Je me revois piocher dans Ghiglione, Watzlawick, Jung ou Lacan, des perçus qu'il m'a plus de garder comme piliers de mes réflexions compréhensives, ou d'autres qu'il m'a plu de déconstruire et reconstruire à ma main. Il arrive que ce que l'on lit soit tellement "plus" que ce que l'on pense que l'on en vient à se l'approprier, l'agrémentant de quelques détails biens à nous, nés de l'enthousiasme à découvrir ce point de vue. J'ai même retrouvé dans les propos d'autrui quelques parcelles de mes écrits antérieurs. Je pense à cet "anti-saint-Thomas" qui consiste non pas à ne croire que ce que l'on voit mais à s'apercevoir que l'on ne voit que ce que l'on croit.

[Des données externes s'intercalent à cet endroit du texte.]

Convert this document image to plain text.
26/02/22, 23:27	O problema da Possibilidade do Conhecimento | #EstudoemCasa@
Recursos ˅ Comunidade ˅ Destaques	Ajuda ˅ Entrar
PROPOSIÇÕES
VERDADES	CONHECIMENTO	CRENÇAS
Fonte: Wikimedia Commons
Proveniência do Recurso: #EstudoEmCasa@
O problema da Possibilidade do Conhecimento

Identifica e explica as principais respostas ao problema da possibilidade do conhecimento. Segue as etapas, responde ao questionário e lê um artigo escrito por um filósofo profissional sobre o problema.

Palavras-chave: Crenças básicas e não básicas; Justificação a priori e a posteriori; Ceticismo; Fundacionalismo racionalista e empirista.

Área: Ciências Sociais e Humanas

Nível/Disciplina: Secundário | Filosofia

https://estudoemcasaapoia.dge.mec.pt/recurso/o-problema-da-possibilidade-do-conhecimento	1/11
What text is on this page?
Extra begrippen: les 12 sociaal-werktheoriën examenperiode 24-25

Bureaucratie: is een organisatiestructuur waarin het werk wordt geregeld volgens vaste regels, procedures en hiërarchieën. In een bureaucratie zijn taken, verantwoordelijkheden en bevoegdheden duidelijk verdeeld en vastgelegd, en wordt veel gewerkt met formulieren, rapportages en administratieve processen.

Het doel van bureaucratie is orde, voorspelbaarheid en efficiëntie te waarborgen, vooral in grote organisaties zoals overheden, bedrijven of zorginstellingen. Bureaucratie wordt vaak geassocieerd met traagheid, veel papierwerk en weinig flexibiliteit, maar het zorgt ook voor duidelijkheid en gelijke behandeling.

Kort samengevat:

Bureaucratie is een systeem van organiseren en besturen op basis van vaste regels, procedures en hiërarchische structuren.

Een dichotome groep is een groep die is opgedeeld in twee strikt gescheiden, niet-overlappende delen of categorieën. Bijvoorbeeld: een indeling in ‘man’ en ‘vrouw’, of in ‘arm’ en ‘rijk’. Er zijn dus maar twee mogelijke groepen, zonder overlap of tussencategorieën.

Il est tout aussi vrai que l'on élabore sa pensée, ses repères sacrés et ses certitudes en confrontation à d'autres, à l'autre.et à son propos, à la seule conditions requise que ces propos nous interpellent. Mais de surcroît cet "autre" qui les propose nous soit important, référant, interpellant. De fait nous n'apprenons de l'autre que par le phénomène d'appropriation que nous développons, comme une cocréation à partir de cette confrontation dont nous sommes la raison et le moteur. Le phénomène de confrontation dépend donc totalement de notre posture vis à vis du tripode : objet (en tant qu'item), interlocuteur et champ d'intérêt.
Il y a donc quelque chose de la conversation pour soi dans cette quête de sens. C'est là une question fondamentale qui nous occupe et que l'on se trimbale, et qui bouge sans cesse au cours des multiples expériences du parcours !... Une question que l'on pourrait qualifier… “d’existentielle” ! Peut être ne sera-t-elle jamais résolue et occupera-t-elle tout le parcours de notre vie ? Cette éthique de vie qui nous conduit s'installe à partir des théories portées par le milieu, et la communauté au sein de laquelle on vit. On la retrouve adossés à quelques référents qui nous semblent plus fondamentaux.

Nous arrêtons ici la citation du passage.